Sebelum Siti Baroroh menjadi Guru Besar, beliau menikah dengan Dr. Baried Ishom. Saat itu beliau juga menjadi Spesialis Bedah dan menjabat sebagai Direktur RS PKU Muhammadiyah Yogyakarta. Akhirnya beliau dikaruniai 2 anak, yaitu satu orang putra dan satu orang putri. Beliau masih menjabat sebagai Pimpinan Umum Majalah SA dan Penasihat PP ‘Aisyiyah sampai akhir hayatnya.

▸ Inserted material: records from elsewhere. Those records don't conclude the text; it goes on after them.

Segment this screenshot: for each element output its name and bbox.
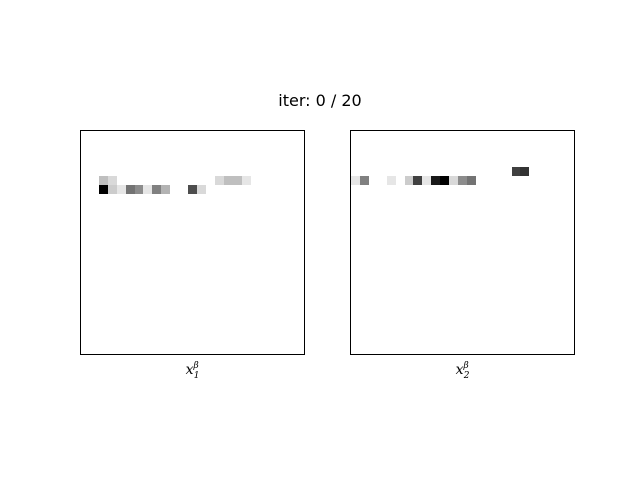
heatmap-cell: [134, 184, 144, 194]
x-axis-label-1-subscript: 1: [193, 371, 200, 381]
heatmap-cell: [359, 175, 369, 185]
heatmap-cell: [386, 175, 396, 185]
heatmap-cell: [440, 175, 450, 185]
heatmap-cell: [511, 166, 521, 176]
heatmap-cell: [98, 175, 108, 185]
heatmap-cell: [520, 166, 530, 176]
x-axis-label-2-subscript: 2: [463, 371, 470, 381]
heatmap-cell: [413, 175, 423, 185]
heatmap-cell: [196, 184, 206, 194]
x-axis-label-1-superscript: β: [193, 361, 199, 371]
heatmap-cell: [107, 175, 117, 185]
heatmap-cell: [98, 184, 108, 194]
heatmap-cell: [143, 184, 153, 194]
x-axis-label-2-base: x: [455, 362, 464, 378]
heatmap-cell: [161, 184, 171, 194]
heatmap-cell: [107, 184, 117, 194]
heatmap-panel-2: [350, 130, 575, 355]
x-axis-label-1: xβ1: [80, 361, 305, 381]
x-axis-label-2-superscript: β: [463, 361, 469, 371]
heatmap-cell: [422, 175, 432, 185]
heatmap-cell: [458, 175, 468, 185]
heatmap-cell: [241, 175, 251, 185]
heatmap-cell: [188, 184, 198, 194]
heatmap-cell: [214, 175, 224, 185]
figure-title: iter: 0 / 20: [278, 91, 362, 110]
heatmap-cell: [125, 184, 135, 194]
heatmap-cell: [223, 175, 233, 185]
heatmap-cell: [431, 175, 441, 185]
heatmap-cell: [351, 175, 360, 185]
heatmap-cell: [404, 175, 414, 185]
heatmap-cell: [232, 175, 242, 185]
x-axis-label-2: xβ2: [350, 361, 575, 381]
heatmap-cell: [466, 175, 476, 185]
x-axis-label-1-base: x: [185, 362, 194, 378]
heatmap-cell: [152, 184, 162, 194]
heatmap-panel-1: [80, 130, 305, 355]
heatmap-cell: [116, 184, 126, 194]
heatmap-cell: [449, 175, 459, 185]
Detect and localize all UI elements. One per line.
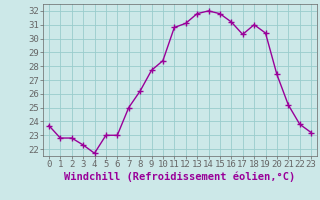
X-axis label: Windchill (Refroidissement éolien,°C): Windchill (Refroidissement éolien,°C) — [64, 172, 296, 182]
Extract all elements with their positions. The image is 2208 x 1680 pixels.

Beliau wafat pada hari Ahad, 09 Mei 1999 dan disholatkan di Masjid Kauman.

Terdapat beberapa poin yang dapat kita teladani dari sepenggal kisah inspiratif Siti Baroroh Baried di atas, diantaranya: bahwa hidup itu harus memiliki prinsip, berjuanglah secara totalitas jangan setengah-setengah, menjadi perempuan yang berpendidikan, berkarir dan berpengaruh, serta mampu menjalankan perannya sebagai istri dan ibu dengan baik.

Dari kisah ibunda Siti Baroroh ini kita belajar bahwa sebagai perempuan kita juga memiliki hak dan peluang yang sama dengan laki-laki baik dalam hal pendidikan, karir maupun organisasi. Kisah ini mampu mematahkan beberapa stigma masyarakat yang memiliki pandangan “mengapa perempuan harus mempunyai pendidikan yang tinggi kalau ujung-ujungnya juga tetap di rumah”.

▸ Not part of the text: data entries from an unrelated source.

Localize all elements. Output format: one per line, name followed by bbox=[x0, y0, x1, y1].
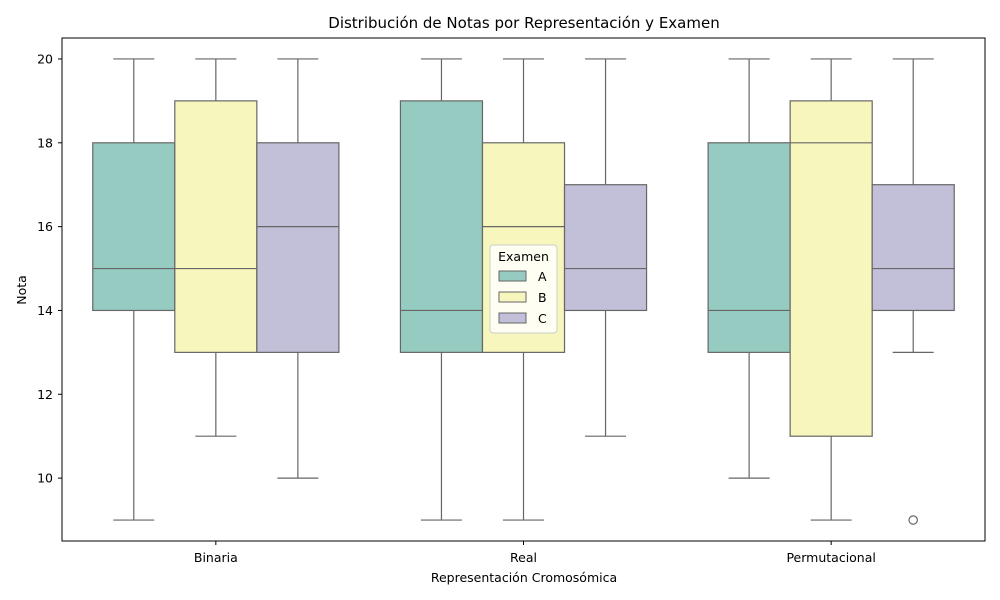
x-axis-label: Representación Cromosómica bbox=[431, 570, 617, 585]
legend-label: C bbox=[538, 311, 547, 326]
x-tick-label: Permutacional bbox=[786, 550, 875, 565]
y-tick-label: 18 bbox=[37, 135, 53, 150]
y-tick-label: 16 bbox=[37, 219, 53, 234]
y-tick-label: 20 bbox=[37, 51, 53, 66]
legend-swatch bbox=[498, 270, 527, 282]
y-tick-label: 14 bbox=[37, 303, 53, 318]
legend-label: B bbox=[538, 290, 547, 305]
box-iqr bbox=[256, 142, 340, 353]
axes: 10 12 14 16 18 20 Binaria Real Permutacional bbox=[37, 51, 876, 565]
box-iqr bbox=[789, 100, 873, 437]
legend: Examen ABC bbox=[489, 244, 558, 334]
box-permutacional-c bbox=[871, 58, 955, 525]
legend-frame bbox=[489, 244, 558, 334]
y-tick-label: 12 bbox=[37, 387, 53, 402]
box-permutacional-b bbox=[789, 58, 873, 521]
legend-item-c: C bbox=[498, 311, 547, 326]
plot-area bbox=[92, 58, 955, 525]
box-iqr bbox=[174, 100, 258, 353]
chart-title: Distribución de Notas por Representación… bbox=[328, 14, 719, 32]
outlier-point bbox=[908, 515, 919, 525]
y-tick-label: 10 bbox=[37, 471, 53, 486]
legend-label: A bbox=[538, 269, 547, 284]
box-binaria-a bbox=[92, 58, 176, 521]
x-tick-label: Real bbox=[510, 550, 537, 565]
x-tick-label: Binaria bbox=[194, 550, 238, 565]
box-binaria-b bbox=[174, 58, 258, 437]
box-iqr bbox=[92, 142, 176, 312]
box-binaria-c bbox=[256, 58, 340, 479]
legend-swatch bbox=[498, 312, 527, 324]
legend-swatch bbox=[498, 291, 527, 303]
box-iqr bbox=[707, 142, 791, 353]
box-iqr bbox=[563, 184, 648, 312]
legend-title: Examen bbox=[498, 249, 549, 264]
box-permutacional-a bbox=[707, 58, 791, 479]
box-iqr bbox=[871, 184, 955, 312]
y-axis-label: Nota bbox=[14, 275, 29, 305]
legend-item-b: B bbox=[498, 290, 547, 305]
box-real-c bbox=[563, 58, 648, 437]
box-real-a bbox=[399, 58, 484, 521]
legend-item-a: A bbox=[498, 269, 547, 284]
box-iqr bbox=[399, 100, 484, 353]
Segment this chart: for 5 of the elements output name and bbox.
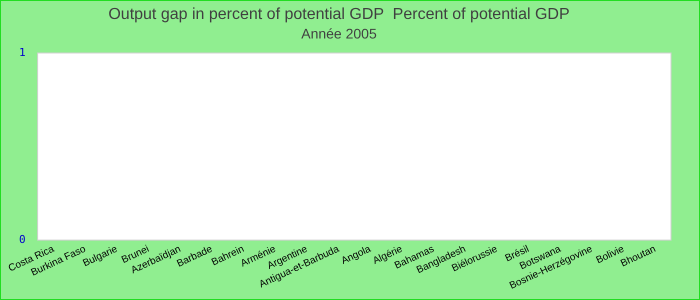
y-tick-label: 0 <box>19 232 26 246</box>
y-tick-label: 1 <box>19 46 26 59</box>
chart-title: Output gap in percent of potential GDP Percent of potential GDP <box>108 6 570 24</box>
chart-subtitle: Année 2005 <box>301 25 377 42</box>
x-tick-label: Angola <box>340 244 373 267</box>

Perlu kita ketahui bersama bahwa menjadi seorang ibu itu bukanlah tugas yang mudah ya, inget ibu adalah sekolah pertama bagi anaknya. Lalu bagaimana seorang perempuan bisa menjadi sekolah yang baik jika dirinya saja tidak memiliki ilmu yang cukup?

Jadi sebagai perempuan kita juga memiliki peluang yang sama dengan laki-laki dalam hal pendidikan. Ibu Siti Baroroh Baried merupakan seorang perempuan yang memiliki pendidikan yang tinggi, seorang aktivis perempuan, beliau juga merupakan seorang ibu rumah tangga. Dan beliau tetap bisa menjalankan ketiga perannya itu dengan baik.

Hidup adalah pilihan, dan setiap dari kita memiliki pilihan untuk bagaimana memilih langkah untuk ke depannya. Dan setiap dari kita juga yang akan bertanggungjawab atas apa yang sudah kita pilih. Setiap dari kita juga pasti bisa menjadi sosok yang kita impikan. Setiap dari kita memiliki peluang dan kesempatan yang sama untuk melihat masa depan.